Given this testimony, in combination with reasonable inferences that could be drawn from the testimony of Wilson's daughter, we conclude there is substantial evidence upon which a reasonable trier of fact could have found the prosecution sustained its burden of proving manual-genital contact between Wilson and his daughter beyond a reasonable doubt.

III.

CONCLUSION

There was insufficient evidence to support the jury's guilty verdict for failure to register as a sexual offender because, once Wilson moved to Oregon, he was relieved of the duty to register annually in Idaho. Therefore, Wilson has demonstrated the district court erred by denying his motion for judgment of acquittal.
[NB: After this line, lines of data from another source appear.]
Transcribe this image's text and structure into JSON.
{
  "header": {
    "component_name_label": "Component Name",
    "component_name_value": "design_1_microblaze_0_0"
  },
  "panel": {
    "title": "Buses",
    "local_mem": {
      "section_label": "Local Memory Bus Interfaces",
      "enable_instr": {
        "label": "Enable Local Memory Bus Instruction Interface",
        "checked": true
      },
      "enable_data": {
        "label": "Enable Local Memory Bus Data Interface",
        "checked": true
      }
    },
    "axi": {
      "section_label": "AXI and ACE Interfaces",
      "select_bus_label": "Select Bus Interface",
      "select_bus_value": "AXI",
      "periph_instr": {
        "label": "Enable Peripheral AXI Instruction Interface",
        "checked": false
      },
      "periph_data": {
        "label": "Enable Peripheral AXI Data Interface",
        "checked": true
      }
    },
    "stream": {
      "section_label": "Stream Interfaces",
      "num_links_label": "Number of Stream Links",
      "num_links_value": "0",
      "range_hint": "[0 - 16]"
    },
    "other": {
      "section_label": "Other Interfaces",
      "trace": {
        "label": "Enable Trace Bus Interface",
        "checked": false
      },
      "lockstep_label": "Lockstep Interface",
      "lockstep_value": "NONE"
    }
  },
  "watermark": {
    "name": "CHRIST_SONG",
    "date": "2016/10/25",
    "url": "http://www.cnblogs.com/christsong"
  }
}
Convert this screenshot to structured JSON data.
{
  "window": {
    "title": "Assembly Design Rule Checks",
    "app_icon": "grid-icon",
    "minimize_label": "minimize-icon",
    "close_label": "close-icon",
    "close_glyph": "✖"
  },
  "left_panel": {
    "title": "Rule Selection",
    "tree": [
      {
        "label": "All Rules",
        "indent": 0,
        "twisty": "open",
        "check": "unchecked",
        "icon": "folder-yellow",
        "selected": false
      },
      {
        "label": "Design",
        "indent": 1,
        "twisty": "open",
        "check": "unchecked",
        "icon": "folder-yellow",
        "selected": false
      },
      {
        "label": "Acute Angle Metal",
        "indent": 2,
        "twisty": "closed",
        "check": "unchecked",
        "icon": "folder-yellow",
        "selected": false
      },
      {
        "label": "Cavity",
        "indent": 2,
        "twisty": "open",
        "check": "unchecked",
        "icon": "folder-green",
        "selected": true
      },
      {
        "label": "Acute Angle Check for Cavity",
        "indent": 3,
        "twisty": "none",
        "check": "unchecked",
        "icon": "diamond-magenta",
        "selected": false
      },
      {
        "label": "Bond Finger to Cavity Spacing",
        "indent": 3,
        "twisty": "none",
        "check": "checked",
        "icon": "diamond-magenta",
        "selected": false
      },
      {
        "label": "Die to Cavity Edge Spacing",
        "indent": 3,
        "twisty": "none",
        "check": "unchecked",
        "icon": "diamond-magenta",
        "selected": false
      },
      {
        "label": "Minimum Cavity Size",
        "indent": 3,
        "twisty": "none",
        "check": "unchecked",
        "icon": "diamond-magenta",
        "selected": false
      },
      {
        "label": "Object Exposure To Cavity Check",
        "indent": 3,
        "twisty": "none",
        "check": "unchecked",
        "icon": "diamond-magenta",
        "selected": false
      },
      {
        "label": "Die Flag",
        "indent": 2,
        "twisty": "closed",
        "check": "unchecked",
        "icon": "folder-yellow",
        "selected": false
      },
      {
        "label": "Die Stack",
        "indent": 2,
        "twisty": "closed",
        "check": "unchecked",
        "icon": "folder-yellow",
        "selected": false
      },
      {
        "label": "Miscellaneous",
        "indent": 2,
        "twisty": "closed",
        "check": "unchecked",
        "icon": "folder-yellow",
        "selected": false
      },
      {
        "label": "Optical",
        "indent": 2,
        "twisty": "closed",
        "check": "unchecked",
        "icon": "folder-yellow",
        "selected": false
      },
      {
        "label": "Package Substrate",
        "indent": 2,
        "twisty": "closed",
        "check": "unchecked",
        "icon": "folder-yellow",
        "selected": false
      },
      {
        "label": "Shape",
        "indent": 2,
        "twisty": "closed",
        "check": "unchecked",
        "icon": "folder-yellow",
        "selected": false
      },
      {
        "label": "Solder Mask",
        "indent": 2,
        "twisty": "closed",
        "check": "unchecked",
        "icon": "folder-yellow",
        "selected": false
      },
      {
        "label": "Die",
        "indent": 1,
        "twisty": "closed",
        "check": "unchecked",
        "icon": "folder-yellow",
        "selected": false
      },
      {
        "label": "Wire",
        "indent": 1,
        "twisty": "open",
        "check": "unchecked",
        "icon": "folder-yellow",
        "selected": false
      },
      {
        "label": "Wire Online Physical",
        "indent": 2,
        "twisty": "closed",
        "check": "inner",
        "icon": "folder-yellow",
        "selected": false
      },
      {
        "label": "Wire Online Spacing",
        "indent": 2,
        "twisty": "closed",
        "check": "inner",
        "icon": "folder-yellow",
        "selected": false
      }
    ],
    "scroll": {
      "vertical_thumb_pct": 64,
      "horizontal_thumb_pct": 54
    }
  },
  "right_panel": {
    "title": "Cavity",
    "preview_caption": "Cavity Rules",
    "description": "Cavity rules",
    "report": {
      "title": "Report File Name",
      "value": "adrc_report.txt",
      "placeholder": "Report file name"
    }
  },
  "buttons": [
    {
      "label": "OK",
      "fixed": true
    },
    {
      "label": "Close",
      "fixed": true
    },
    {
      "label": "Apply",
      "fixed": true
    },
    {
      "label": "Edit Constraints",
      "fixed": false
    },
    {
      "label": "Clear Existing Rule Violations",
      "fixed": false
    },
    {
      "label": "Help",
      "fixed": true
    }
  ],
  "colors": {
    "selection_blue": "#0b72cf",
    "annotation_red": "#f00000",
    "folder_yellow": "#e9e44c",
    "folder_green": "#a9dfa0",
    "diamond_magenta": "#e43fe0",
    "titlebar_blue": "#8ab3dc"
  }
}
There is substantial evidence upon which a reasonable trier of fact could have found the prosecution sustained its burden of proving manual-genital contact between Wilson and his daughter beyond a reasonable doubt. Accordingly, Wilson's judgment of conviction for one count of failure to register as a sexual offender is vacated and his judgment of conviction for two counts of lewd conduct with a minor under the age of sixteen is affirmed.

Judge LANSING and Judge GRATTON, CONCUR.